To go into further detail into the modeling choices/methods:
Team sheet data was gathered directly from LabMaus’ tournament webpages. A bag of words approach was used to create a one-hot encoded version of the team sheet dataset, and then dependent variables were removed such that the number of observations was greater than the number of covariates.
The linear model I chose to use was Ridge regression, fit with a penalized Iteratively Reweighted Least Squares Algorithm. LASSO and Elastic Net can restrict some covariate values to zero exactly, performing feature selection, and this is not what we’d like to do. In reality, we know all team sheet choices contribute to tournament success, so eliminating some of these choices reduces the information in the dataset unnecessarily.
Although regular OLS regression also achieves the goal of descriptive inference, OLS tends to overfit to covariates with low representation within the data. Ridge also falls prey to this, as can be seen in some of the bar plots on the Shiny App, but mitigates this somewhat compared to OLS. To choose the Ridge penalty parameter, I used 10-fold cross-validation, optimizing for both out-of-sample log loss and out-of-sample residual fit.

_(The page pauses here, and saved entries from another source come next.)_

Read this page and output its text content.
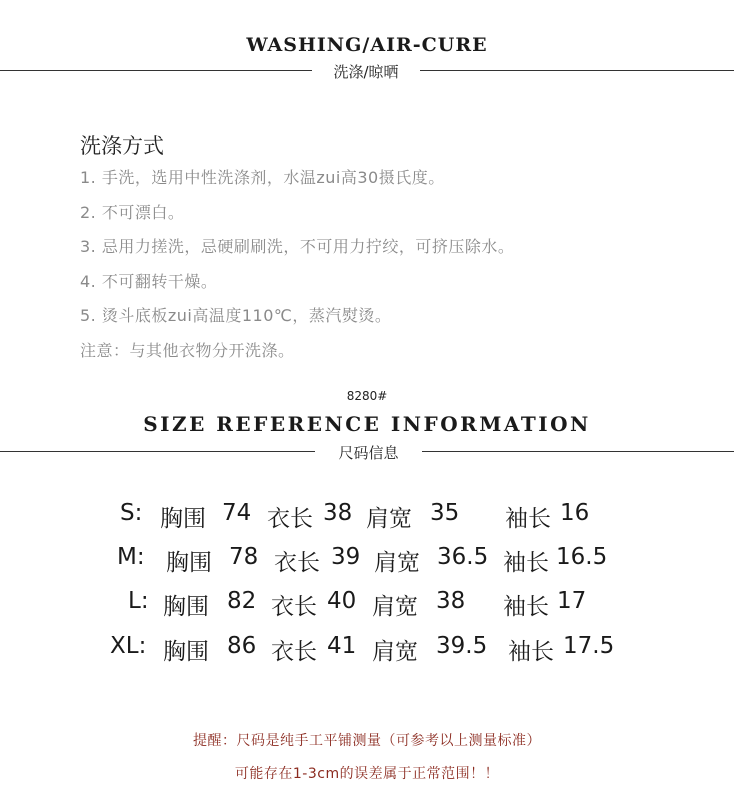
WASHING/AIR-CURE
洗涤/晾晒
洗涤方式
1. 手洗，选用中性洗涤剂，水温zui高30摄氏度。
2. 不可漂白。
3. 忌用力搓洗，忌硬刷刷洗，不可用力拧绞，可挤压除水。
4. 不可翻转干燥。
5. 烫斗底板zui高温度110℃，蒸汽熨烫。
注意：与其他衣物分开洗涤。
8280#
SIZE REFERENCE INFORMATION
尺码信息
S: 胸围 74 衣长 38 肩宽 35 袖长 16
M: 胸围 78 衣长 39 肩宽 36.5 袖长 16.5
L: 胸围 82 衣长 40 肩宽 38 袖长 17
XL: 胸围 86 衣长 41 肩宽 39.5 袖长 17.5
提醒：尺码是纯手工平铺测量（可参考以上测量标准）
可能存在1-3cm的误差属于正常范围！！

Another important point to consider is the inclusion of covariates with low representation within the dataset. There are many team-building choices that are only included in one or a few of teams, and because these teams often look similar to other teams within the dataset, models will tend to over-estimate the effect of these specific choices, which results in inference that is biased by these small-sample effects. For example, if there is a team in the dataset extremely similar to other teams, only differing by a single move choice, and this team performs poorly, the model will estimate that this specific move choice had a large negative contribution towards win percentage, when in reality this doesn't match the intuitive relationship between team-building and tournament performance.
Including these small-sample effects usually results in a butterfly effect, where team-building choices with small usage having large positive or negative contributions greatly affects the inference towards team-building choices with large usage. This results in plots and tables that are much harder to make conclusions with: We have to consider the combination of Pokémon+Item+Ability+Moves all together to get a sense of what the model favors/doesn't favor, rather than just looking at the contribution of a single team-building choice in isolation.
To help deal with this issue, I decided to remove covariates that have very low representation within the dataset. It's easy to remove covariates on less than some % of teams within the dataset, but some covariates are extremely correlated with others, and this also results in small-sample effects. For example, teams with Archaludon almost always run Electro Shot as well. Including both of these covariates will result in Archaludon having a negative contribution to win rate, while Electro Shot has a large high contribution to win rate. This is because the teams with Archaludon and without Electro Shot usually perform poorly. However, intuitively Archaludon is a very useful Pokémon, so its negative contribution to win rate leads to an incorrect conclusion made from the model's inference. To further deal with this issue, I found correlations between team-building choices, and eliminated 1 feature from each highly correlated pair. This leads to almost all team-building choices contributing positively to win percentage, which allows more concrete conclusions to be made and results in cleaner tables and plots.
With the chosen penalty parameter, I fit the IRLS Ridge algorithm to the entire tournament’s data set, to perform descriptive inference. Everything displayed on the Shiny App is descriptive inference performed on the entire data set, and should not be interpreted as predictive in any way.